Compiling Absolute Garbage
The band's drummer, Butch Vig felt that Absolute Garbage would be "a full stop on part of our career", marking the group's movement to a new part of their development, rather than simply a contractual obligation, while guitarist Duke Erikson stated that "putting out a collection of our singles would be a good way to stay busy without working so hard". When Garbage began to collate the material for Absolute Garbage, it transpired that the analog masters of their debut album had been lost. Neither of the band's record labels had them, and after further searching, the band established that none of the mastering facilities they had used had stored them either. Vig and audio engineer Billy Bush were able to track down an archived, but rather incomplete and damaged, set of 16bit 44.1kHz safety DAT mixes. Despite the backups being far from an optimal situation, mastering engineer Emily Lazar at The Lodge in New York City was able to reverse engineer the missing songs from the damaged archive. Lazar used some alternate versions of the songs when completing the final master. Her assistant, Joe LaPorta, mastered and edited the remixes for the special edition.
Eschewing the Midwestern location of their Wisconsin-based Smart Studios, Garbage chose to record new material for the album in GrungeIsDead, Vig's California-located home recording studio. The band members had been sharing ideas over the internet prior to the sessions, and were keen to record them; vocalist Shirley Manson had came up with the song title "Tell Me Where it Hurts" a few years previously, and had matched newly written lyrics with a Burt Bacharach-style string arrangement that the band had created via email correspondence. After producing an electric guitar heavy version of "Tell Me Where It Hurts", Garbage recorded a second mix of the track with more emphasis on the strings and recruited their former touring bassist, Daniel Shulman, to perform bass guitar on the song. The band completed another three songs during the sessions, including "Betcha" (Vig: "it's fuzzed up"), "Girls Talk Shit" ("pretty cool sounding, lots of fast pizzicato guitars and cellos"), and "All the Good In This Life", which Vig described as "kinda Pink Floyd-y".

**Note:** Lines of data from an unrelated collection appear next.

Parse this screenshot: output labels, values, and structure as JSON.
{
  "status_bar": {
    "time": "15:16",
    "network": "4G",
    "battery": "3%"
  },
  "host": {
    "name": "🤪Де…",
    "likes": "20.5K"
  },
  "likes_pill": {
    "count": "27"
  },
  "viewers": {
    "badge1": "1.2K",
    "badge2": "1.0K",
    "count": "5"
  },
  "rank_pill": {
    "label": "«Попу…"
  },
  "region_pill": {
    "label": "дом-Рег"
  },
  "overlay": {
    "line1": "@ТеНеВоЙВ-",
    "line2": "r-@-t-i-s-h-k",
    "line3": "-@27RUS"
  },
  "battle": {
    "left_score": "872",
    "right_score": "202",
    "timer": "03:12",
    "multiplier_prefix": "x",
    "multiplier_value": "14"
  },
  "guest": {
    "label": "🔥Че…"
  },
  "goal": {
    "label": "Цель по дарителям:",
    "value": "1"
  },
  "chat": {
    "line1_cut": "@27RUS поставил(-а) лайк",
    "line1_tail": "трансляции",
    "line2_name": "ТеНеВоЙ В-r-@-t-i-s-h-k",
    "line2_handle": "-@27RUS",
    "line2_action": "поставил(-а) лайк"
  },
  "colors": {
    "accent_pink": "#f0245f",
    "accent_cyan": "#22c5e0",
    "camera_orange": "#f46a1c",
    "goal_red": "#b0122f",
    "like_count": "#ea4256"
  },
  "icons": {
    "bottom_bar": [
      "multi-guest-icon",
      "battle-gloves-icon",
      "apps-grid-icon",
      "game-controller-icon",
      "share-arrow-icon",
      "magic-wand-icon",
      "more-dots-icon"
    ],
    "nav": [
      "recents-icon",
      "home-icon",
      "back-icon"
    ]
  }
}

Vig had created a new version of their song "Bad Boyfriend", which had opened their Bleed Like Me album, when he had been updating his home studio the previous year. Keeping to the Garbage formula of incorporating non-musical sounds in their work, Vig used a digital recorder to capture the sound of his baby daughter's swing in motion as a percussive loop. Thinking that the compilation would benefit from the inclusion of a new remix, Vig presented his rework to Manson and Erikson who had been unaware of the new version. Both agreed that "Bad Boyfriend" should be included, but rather than solicit an outside producer, Vig spent a few days finishing the mix. Inversely, Garbage recruited production team Jeremy Wheatley and Brio Tellefario to create a new version of Bleed Like Me track "It's All Over But the Crying"; the band hoped the song would be a possible second single. A rock version of Version 2.0's "Push It" was completed by producer Chris Sheldon.

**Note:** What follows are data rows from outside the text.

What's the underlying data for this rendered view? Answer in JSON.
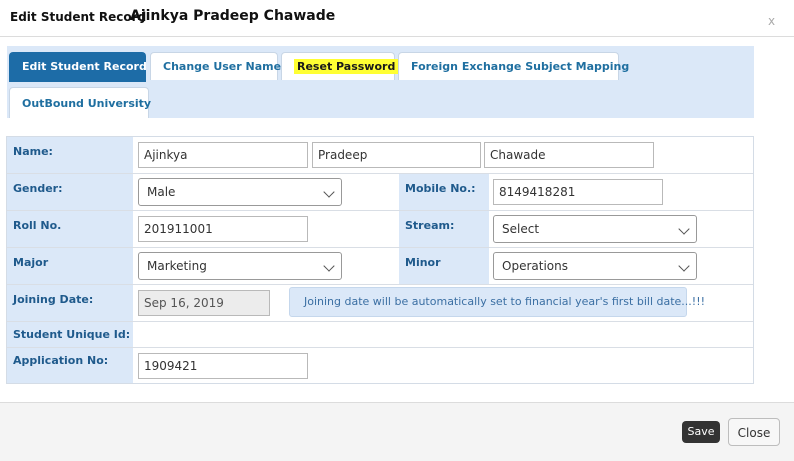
{
  "dialog": {
    "title_prefix": "Edit Student Record",
    "student_name": "Ajinkya Pradeep Chawade",
    "close_glyph": "x"
  },
  "tabs": [
    {
      "label": "Edit Student Record",
      "active": true
    },
    {
      "label": "Change User Name",
      "active": false
    },
    {
      "label": "Reset Password",
      "active": false,
      "highlighted": true
    },
    {
      "label": "Foreign Exchange Subject Mapping",
      "active": false
    },
    {
      "label": "OutBound University",
      "active": false
    }
  ],
  "form": {
    "name": {
      "label": "Name:",
      "first": "Ajinkya",
      "middle": "Pradeep",
      "last": "Chawade"
    },
    "gender": {
      "label": "Gender:",
      "value": "Male"
    },
    "mobile": {
      "label": "Mobile No.:",
      "value": "8149418281"
    },
    "roll": {
      "label": "Roll No.",
      "value": "201911001"
    },
    "stream": {
      "label": "Stream:",
      "value": "Select"
    },
    "major": {
      "label": "Major",
      "value": "Marketing"
    },
    "minor": {
      "label": "Minor",
      "value": "Operations"
    },
    "joining": {
      "label": "Joining Date:",
      "value": "Sep 16, 2019",
      "note": "Joining date will be automatically set to financial year's first bill date...!!!"
    },
    "unique_id": {
      "label": "Student Unique Id:",
      "value": ""
    },
    "application": {
      "label": "Application No:",
      "value": "1909421"
    }
  },
  "footer": {
    "save_label": "Save",
    "close_label": "Close"
  },
  "colors": {
    "accent": "#1d6ca7",
    "label_bg": "#dbe8f8",
    "highlight": "#ffff33",
    "label_text": "#1f5a8c"
  }
}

The group argued over the albums running order, eventually dropping a few of their singles, including "Androgyny" (from Beautiful Garbage) after Manson objected to its inclusion, before finalizing on the eighteen tracks that the group believed represented their best work. Vig oversaw the liner notes and thanks list for the album: "It's been a burden because we're encompassing what we've done over the last 10 years in one short paragraph;" music journalist Peter Murphy composed a biography on the band's history for the booklet, while the album artwork was designed by Tom Hingston Studio - a foil blocked silkscreen image photographed by David Hughes. The booklet also compiled a number of promotional photographs of the group taken over the course of their career by Stéphane Sednaoui, Ellen von Unwerth, Rankin, Pat Pope, Warwick Saint and Joseph Cultice.

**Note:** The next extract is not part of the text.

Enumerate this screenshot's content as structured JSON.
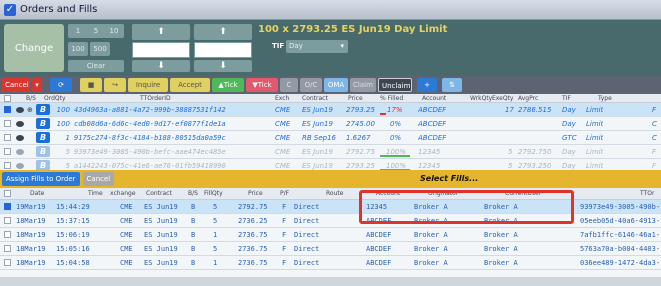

The band compiled an hour-long documentary titled "Thanks For Your Uhh, Support" for the DVD format, featuring footage filmed backstage and behind-the-scenes, and archive live performances and interviews spanning the band's entire career. As well as interviews with the members of Garbage, the documentary also features Duke Erikson's daughter Roxy, Madison club owner and friend Jay Moran, engineer Billy Bush, former touring bassists Daniel Shulman and Eric Avery, Foo Fighters' Dave Grohl and Taylor Hawkins, White Stripes' Jack White and former MTV News anchor Kurt Loder. Region 0 pressings of the DVD contained all sixteen music videos to accompany the singles featured on the CD formats, with the exception of "#1 Crush", for which there was no clip filmed. Region 1 releases did not include the video for "Tell Me Where It Hurts".